From The Office of the Assistant Secretary for Planning and Evaluation (APSE) comes this document entitled: HHS Guidelines for Ensuring and Maximizing the Quality, Objectivity, Utility, and Integrity of Information Disseminated to the Public.
Within the document is this directive about quality standards:
Quality is to be ensured and established at levels appropriate to the nature and timeliness of the information to be disseminated, and specific standards may be adopted that are appropriate to the various categories of information that is disseminated. Agencies are to develop a process for reviewing the quality of information before it is disseminated. Further, information quality is to be treated as an integral step in every aspect of the information development process.
How rigorously are quality standards being followed when documents contain fictitious references and inaccurate representation of cited studies?

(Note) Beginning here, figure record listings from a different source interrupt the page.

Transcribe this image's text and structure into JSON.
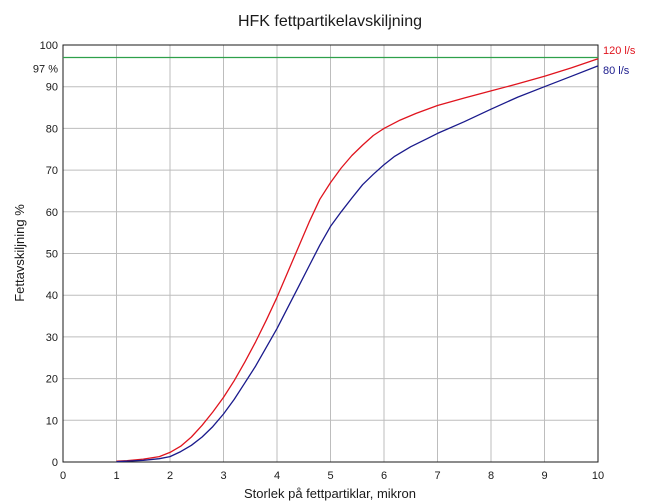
{
  "chart_data": {
    "type": "line",
    "title": "HFK fettpartikelavskiljning",
    "xlabel": "Storlek på fettpartiklar, mikron",
    "ylabel": "Fettavskiljning %",
    "xlim": [
      0,
      10
    ],
    "ylim": [
      0,
      100
    ],
    "x_ticks": [
      "0",
      "1",
      "2",
      "3",
      "4",
      "5",
      "6",
      "7",
      "8",
      "9",
      "10"
    ],
    "y_ticks": [
      "0",
      "10",
      "20",
      "30",
      "40",
      "50",
      "60",
      "70",
      "80",
      "90",
      "100"
    ],
    "grid": true,
    "colors": {
      "series_120": "#e0141e",
      "series_80": "#1a1a8c",
      "reference": "#2ea04a",
      "grid": "#bdbdbd"
    },
    "reference_line": {
      "label": "97 %",
      "y": 97
    },
    "series": [
      {
        "name": "120 l/s",
        "x": [
          1.0,
          1.2,
          1.5,
          1.8,
          2.0,
          2.2,
          2.4,
          2.6,
          2.8,
          3.0,
          3.2,
          3.4,
          3.6,
          3.8,
          4.0,
          4.2,
          4.4,
          4.6,
          4.8,
          5.0,
          5.2,
          5.4,
          5.6,
          5.8,
          6.0,
          6.3,
          6.6,
          7.0,
          7.5,
          8.0,
          8.5,
          9.0,
          9.5,
          10.0
        ],
        "y": [
          0.2,
          0.3,
          0.7,
          1.3,
          2.3,
          3.8,
          6.0,
          8.8,
          12.0,
          15.5,
          19.5,
          24.0,
          28.8,
          34.0,
          39.5,
          45.5,
          51.5,
          57.5,
          63.0,
          67.0,
          70.5,
          73.5,
          76.0,
          78.3,
          80.0,
          82.0,
          83.6,
          85.5,
          87.3,
          89.0,
          90.7,
          92.5,
          94.5,
          96.7
        ]
      },
      {
        "name": "80 l/s",
        "x": [
          1.0,
          1.5,
          1.8,
          2.0,
          2.2,
          2.4,
          2.6,
          2.8,
          3.0,
          3.2,
          3.4,
          3.6,
          3.8,
          4.0,
          4.2,
          4.4,
          4.6,
          4.8,
          5.0,
          5.2,
          5.4,
          5.6,
          5.8,
          6.0,
          6.2,
          6.5,
          6.8,
          7.0,
          7.5,
          8.0,
          8.5,
          9.0,
          9.5,
          10.0
        ],
        "y": [
          0.1,
          0.4,
          0.8,
          1.3,
          2.5,
          4.0,
          6.0,
          8.5,
          11.5,
          15.0,
          19.0,
          23.0,
          27.5,
          32.0,
          37.0,
          42.0,
          47.0,
          52.0,
          56.5,
          60.0,
          63.3,
          66.5,
          69.0,
          71.3,
          73.3,
          75.6,
          77.5,
          78.8,
          81.6,
          84.6,
          87.5,
          90.0,
          92.5,
          95.0
        ]
      }
    ]
  }
}
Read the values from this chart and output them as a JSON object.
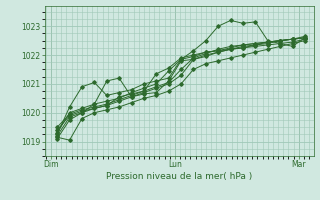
{
  "background_color": "#d0e8e0",
  "grid_color": "#a0c8b8",
  "line_color": "#2d6a2d",
  "title": "Pression niveau de la mer( hPa )",
  "xlabel_day_labels": [
    "Dim",
    "Lun",
    "Mar"
  ],
  "xlabel_day_positions": [
    0.0,
    1.0,
    2.0
  ],
  "ylim": [
    1018.5,
    1023.7
  ],
  "yticks": [
    1019,
    1020,
    1021,
    1022,
    1023
  ],
  "xlim": [
    -0.05,
    2.12
  ],
  "series": [
    [
      0.05,
      1019.15,
      0.15,
      1019.05,
      0.25,
      1019.8,
      0.35,
      1020.0,
      0.45,
      1020.1,
      0.55,
      1020.2,
      0.65,
      1020.35,
      0.75,
      1020.5,
      0.85,
      1020.6,
      0.95,
      1020.75,
      1.05,
      1021.0,
      1.15,
      1021.5,
      1.25,
      1021.7,
      1.35,
      1021.8,
      1.45,
      1021.9,
      1.55,
      1022.0,
      1.65,
      1022.1,
      1.75,
      1022.2,
      1.85,
      1022.3,
      1.95,
      1022.4,
      2.05,
      1022.5
    ],
    [
      0.05,
      1019.4,
      0.15,
      1019.9,
      0.25,
      1020.05,
      0.35,
      1020.15,
      0.45,
      1020.25,
      0.55,
      1020.4,
      0.65,
      1020.55,
      0.75,
      1020.7,
      0.85,
      1020.85,
      0.95,
      1021.0,
      1.05,
      1021.3,
      1.15,
      1021.85,
      1.25,
      1022.0,
      1.35,
      1022.1,
      1.45,
      1022.2,
      1.55,
      1022.25,
      1.65,
      1022.3,
      1.75,
      1022.35,
      1.85,
      1022.4,
      1.95,
      1022.45,
      2.05,
      1022.55
    ],
    [
      0.05,
      1019.5,
      0.15,
      1019.95,
      0.25,
      1020.1,
      0.35,
      1020.2,
      0.45,
      1020.3,
      0.55,
      1020.45,
      0.65,
      1020.6,
      0.75,
      1020.75,
      0.85,
      1020.9,
      0.95,
      1021.05,
      1.05,
      1021.5,
      1.15,
      1021.9,
      1.25,
      1022.05,
      1.35,
      1022.2,
      1.45,
      1022.3,
      1.55,
      1022.35,
      1.65,
      1022.4,
      1.75,
      1022.45,
      1.85,
      1022.5,
      1.95,
      1022.55,
      2.05,
      1022.6
    ],
    [
      0.05,
      1019.3,
      0.15,
      1020.0,
      0.25,
      1020.15,
      0.35,
      1020.3,
      0.45,
      1021.1,
      0.55,
      1021.2,
      0.65,
      1020.55,
      0.75,
      1020.65,
      0.85,
      1020.7,
      0.95,
      1021.1,
      1.05,
      1021.8,
      1.15,
      1021.85,
      1.25,
      1021.95,
      1.35,
      1022.1,
      1.45,
      1022.2,
      1.55,
      1022.25,
      1.65,
      1022.35,
      1.75,
      1022.45,
      1.85,
      1022.5,
      1.95,
      1022.55,
      2.05,
      1022.6
    ],
    [
      0.05,
      1019.25,
      0.15,
      1020.2,
      0.25,
      1020.9,
      0.35,
      1021.05,
      0.45,
      1020.6,
      0.55,
      1020.7,
      0.65,
      1020.8,
      0.75,
      1021.0,
      0.85,
      1021.1,
      0.95,
      1021.2,
      1.05,
      1021.85,
      1.15,
      1021.95,
      1.25,
      1022.1,
      1.35,
      1022.15,
      1.45,
      1022.2,
      1.55,
      1022.3,
      1.65,
      1022.35,
      1.75,
      1022.4,
      1.85,
      1022.5,
      1.95,
      1022.55,
      2.05,
      1022.6
    ],
    [
      0.05,
      1019.2,
      0.15,
      1019.85,
      0.25,
      1020.0,
      0.35,
      1020.15,
      0.45,
      1020.25,
      0.55,
      1020.55,
      0.65,
      1020.65,
      0.75,
      1020.75,
      0.85,
      1021.35,
      0.95,
      1021.55,
      1.05,
      1021.9,
      1.15,
      1022.0,
      1.25,
      1022.1,
      1.35,
      1022.15,
      1.45,
      1022.25,
      1.55,
      1022.35,
      1.65,
      1022.4,
      1.75,
      1022.45,
      1.85,
      1022.5,
      1.95,
      1022.55,
      2.05,
      1022.65
    ],
    [
      0.05,
      1019.1,
      0.15,
      1019.75,
      0.25,
      1020.0,
      0.35,
      1020.3,
      0.45,
      1020.4,
      0.55,
      1020.5,
      0.65,
      1020.7,
      0.75,
      1020.85,
      0.85,
      1021.0,
      0.95,
      1021.45,
      1.05,
      1021.85,
      1.15,
      1022.15,
      1.25,
      1022.5,
      1.35,
      1023.0,
      1.45,
      1023.2,
      1.55,
      1023.1,
      1.65,
      1023.15,
      1.75,
      1022.5,
      1.85,
      1022.4,
      1.95,
      1022.3,
      2.05,
      1022.6
    ]
  ]
}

Another document was issued from the Office of Research Integrity entitled: “Avoiding Plagiarism, Self-plagiarism, and Other Questionable Writing Practices: A Guide to Ethical Writing.” The Office of Research Integrity (ORI) resides within HHS. This is a 70 page treatise on responsible, ethical communication in the scientific arena. It deals with plagiarism, accurate citation of the literature, conflicts of interest, etc. This document is written primarily for researchers engaged in writing grants and scientific reports. One would hope that similarly high standards would apply to written documents used to inform decisions about HHS priorities and policies relevant to the health of US citizens.
Here are a few quotes.
Obviously, literature cited in support of our hypotheses must be grounded in sound arguments, tight research methodologies, and flawless data. Citing references known to be methodologically or logically deficient in support of our work is ethically problematic, particularly if we fail to mention these shortcomings. Likewise, if in our search for relevant literature we become aware of important relevant evidence that runs contrary to our data or point of view, we have an ethical obligation to cite such evidence, either in the introduction or the discussion section of our paper. We must not do this dismissively, but in an unbiased manner.

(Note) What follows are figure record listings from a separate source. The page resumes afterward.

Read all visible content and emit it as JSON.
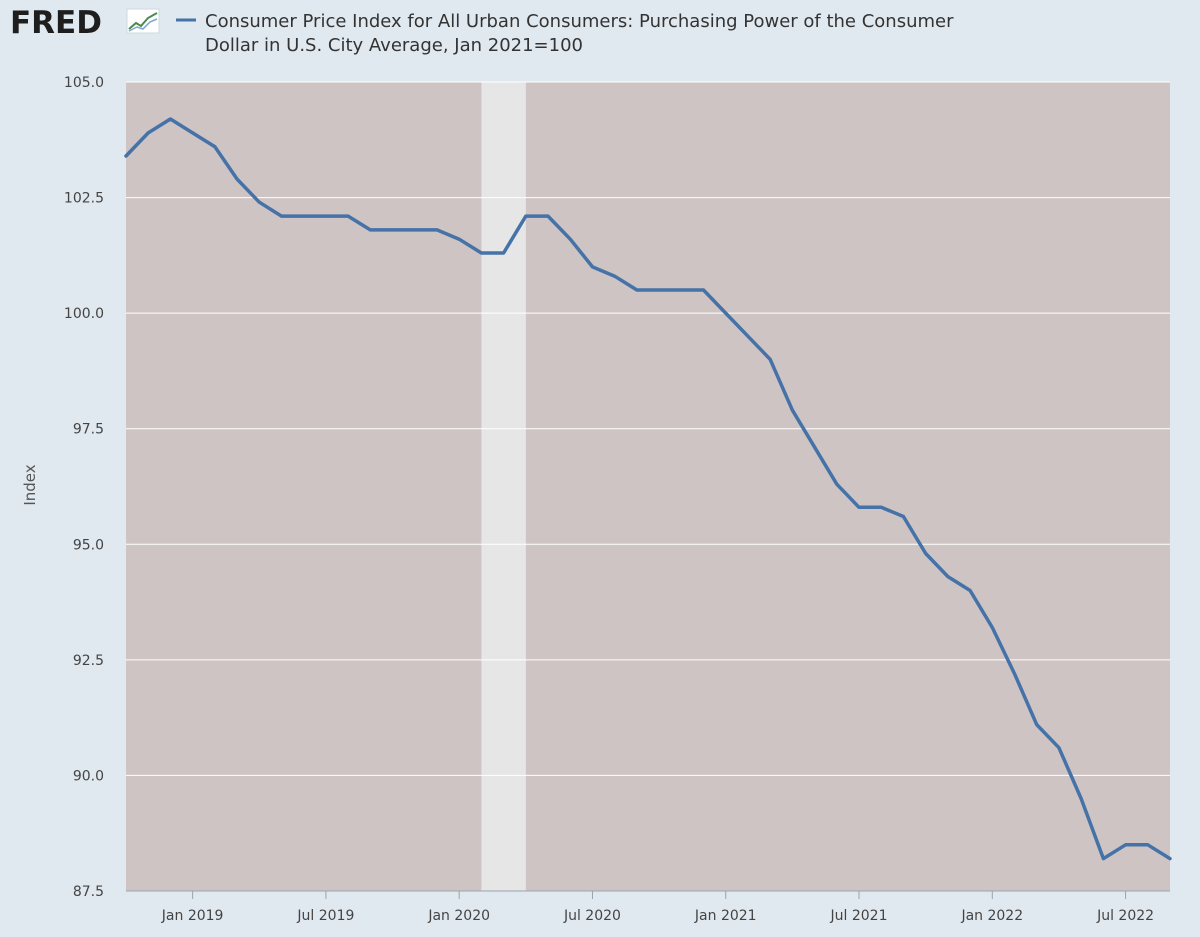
{
  "header": {
    "logo_text": "FRED",
    "logo_icon": "trend-chart-icon",
    "title_line1": "Consumer Price Index for All Urban Consumers: Purchasing Power of the Consumer",
    "title_line2": "Dollar in U.S. City Average, Jan 2021=100"
  },
  "colors": {
    "page_background": "#e1e9f0",
    "plot_background": "#cec4c4",
    "recession_band": "#e6e6e6",
    "series_line": "#4572a7",
    "gridline": "#ffffff"
  },
  "chart_data": {
    "type": "line",
    "title": "Consumer Price Index for All Urban Consumers: Purchasing Power of the Consumer Dollar in U.S. City Average, Jan 2021=100",
    "xlabel": "",
    "ylabel": "Index",
    "ylim": [
      87.5,
      105.0
    ],
    "xlim": [
      "2018-10",
      "2022-09"
    ],
    "y_ticks": [
      "105.0",
      "102.5",
      "100.0",
      "97.5",
      "95.0",
      "92.5",
      "90.0",
      "87.5"
    ],
    "x_ticks": [
      {
        "label": "Jan 2019",
        "date": "2019-01"
      },
      {
        "label": "Jul 2019",
        "date": "2019-07"
      },
      {
        "label": "Jan 2020",
        "date": "2020-01"
      },
      {
        "label": "Jul 2020",
        "date": "2020-07"
      },
      {
        "label": "Jan 2021",
        "date": "2021-01"
      },
      {
        "label": "Jul 2021",
        "date": "2021-07"
      },
      {
        "label": "Jan 2022",
        "date": "2022-01"
      },
      {
        "label": "Jul 2022",
        "date": "2022-07"
      }
    ],
    "grid": true,
    "legend": "top",
    "recession_shading": [
      {
        "start": "2020-02",
        "end": "2020-04"
      }
    ],
    "series": [
      {
        "name": "Consumer Price Index for All Urban Consumers: Purchasing Power of the Consumer Dollar in U.S. City Average, Jan 2021=100",
        "x": [
          "2018-10",
          "2018-11",
          "2018-12",
          "2019-01",
          "2019-02",
          "2019-03",
          "2019-04",
          "2019-05",
          "2019-06",
          "2019-07",
          "2019-08",
          "2019-09",
          "2019-10",
          "2019-11",
          "2019-12",
          "2020-01",
          "2020-02",
          "2020-03",
          "2020-04",
          "2020-05",
          "2020-06",
          "2020-07",
          "2020-08",
          "2020-09",
          "2020-10",
          "2020-11",
          "2020-12",
          "2021-01",
          "2021-02",
          "2021-03",
          "2021-04",
          "2021-05",
          "2021-06",
          "2021-07",
          "2021-08",
          "2021-09",
          "2021-10",
          "2021-11",
          "2021-12",
          "2022-01",
          "2022-02",
          "2022-03",
          "2022-04",
          "2022-05",
          "2022-06",
          "2022-07",
          "2022-08",
          "2022-09"
        ],
        "values": [
          103.4,
          103.9,
          104.2,
          103.9,
          103.6,
          102.9,
          102.4,
          102.1,
          102.1,
          102.1,
          102.1,
          101.8,
          101.8,
          101.8,
          101.8,
          101.6,
          101.3,
          101.3,
          102.1,
          102.1,
          101.6,
          101.0,
          100.8,
          100.5,
          100.5,
          100.5,
          100.5,
          100.0,
          99.5,
          99.0,
          97.9,
          97.1,
          96.3,
          95.8,
          95.8,
          95.6,
          94.8,
          94.3,
          94.0,
          93.2,
          92.2,
          91.1,
          90.6,
          89.5,
          88.2,
          88.5,
          88.5,
          88.2
        ]
      }
    ]
  }
}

References play a crucial role in scholarly and scientific writing for they allow the reader to explore in more detail a given line of thinking or evidence. For these reasons, it is important that authors strive for accuracy when listing references in manuscripts
…some authors to provide what others view as a biased review of the relevant literature. That is, in placing their data or theory in the context of existing relevant work, authors sometimes cite only references that are favorable to their position. However, consistent with the basic tenets of ethical writing and scientific objectivity, we have a responsibility to cite all relevant material, even work that may contradict our own position. Failure to do so compromises our professional obligation to remain unbiased and is antithetical to the primary mission of a scientist’s search for truth.
Conclusion
The White House released an Executive Order called Restoring Gold Standard Science. In it, the terms “transparent” and “transparency” are used repeatedly as features of Gold Standard Science.

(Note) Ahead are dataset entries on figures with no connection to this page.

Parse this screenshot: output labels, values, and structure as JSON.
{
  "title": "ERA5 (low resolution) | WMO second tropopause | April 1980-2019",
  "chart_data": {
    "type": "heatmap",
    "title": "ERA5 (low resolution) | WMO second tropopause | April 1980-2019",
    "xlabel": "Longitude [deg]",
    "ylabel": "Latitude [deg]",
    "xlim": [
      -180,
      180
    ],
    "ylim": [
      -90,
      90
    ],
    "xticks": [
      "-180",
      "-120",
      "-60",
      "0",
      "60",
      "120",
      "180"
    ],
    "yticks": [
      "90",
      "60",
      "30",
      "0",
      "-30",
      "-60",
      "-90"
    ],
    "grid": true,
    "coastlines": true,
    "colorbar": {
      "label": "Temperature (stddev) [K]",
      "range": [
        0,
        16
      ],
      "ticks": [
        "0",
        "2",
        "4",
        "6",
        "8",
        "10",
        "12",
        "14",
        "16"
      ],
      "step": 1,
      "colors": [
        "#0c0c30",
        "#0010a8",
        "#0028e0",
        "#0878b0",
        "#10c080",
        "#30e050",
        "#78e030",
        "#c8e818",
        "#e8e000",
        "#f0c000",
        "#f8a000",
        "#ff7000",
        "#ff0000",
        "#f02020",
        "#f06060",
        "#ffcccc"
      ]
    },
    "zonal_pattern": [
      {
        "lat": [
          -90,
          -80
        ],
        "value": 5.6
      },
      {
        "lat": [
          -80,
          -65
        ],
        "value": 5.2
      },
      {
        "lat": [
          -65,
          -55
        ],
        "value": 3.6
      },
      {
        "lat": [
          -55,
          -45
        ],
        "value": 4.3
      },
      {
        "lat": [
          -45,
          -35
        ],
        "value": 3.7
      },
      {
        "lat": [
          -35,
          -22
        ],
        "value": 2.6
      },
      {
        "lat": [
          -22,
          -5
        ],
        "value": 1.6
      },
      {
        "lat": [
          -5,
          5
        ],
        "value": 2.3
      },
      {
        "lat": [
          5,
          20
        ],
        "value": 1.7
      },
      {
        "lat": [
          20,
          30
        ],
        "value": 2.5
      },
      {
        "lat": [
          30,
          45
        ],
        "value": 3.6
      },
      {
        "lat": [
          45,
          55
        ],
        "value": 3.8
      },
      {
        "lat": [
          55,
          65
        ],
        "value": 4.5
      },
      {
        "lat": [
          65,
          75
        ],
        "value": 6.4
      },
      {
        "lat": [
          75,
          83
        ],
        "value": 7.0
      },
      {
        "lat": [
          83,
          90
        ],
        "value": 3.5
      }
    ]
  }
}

In this article I have presented recent communication practices of HHS and found them lacking. Unfortunately, the communication practices are reflective of a more serious problem: a lack of rigor and lack of seriousness in parsing the best evidence for the purpose of setting HHS priorities and policies. HHS has fallen short in transparency and Gold Standard Science.
Review and compliance with the guidance from Office of the Assistant Secretary for Planning and Evaluation and Office of Research Integrity would be good steps in the right direction.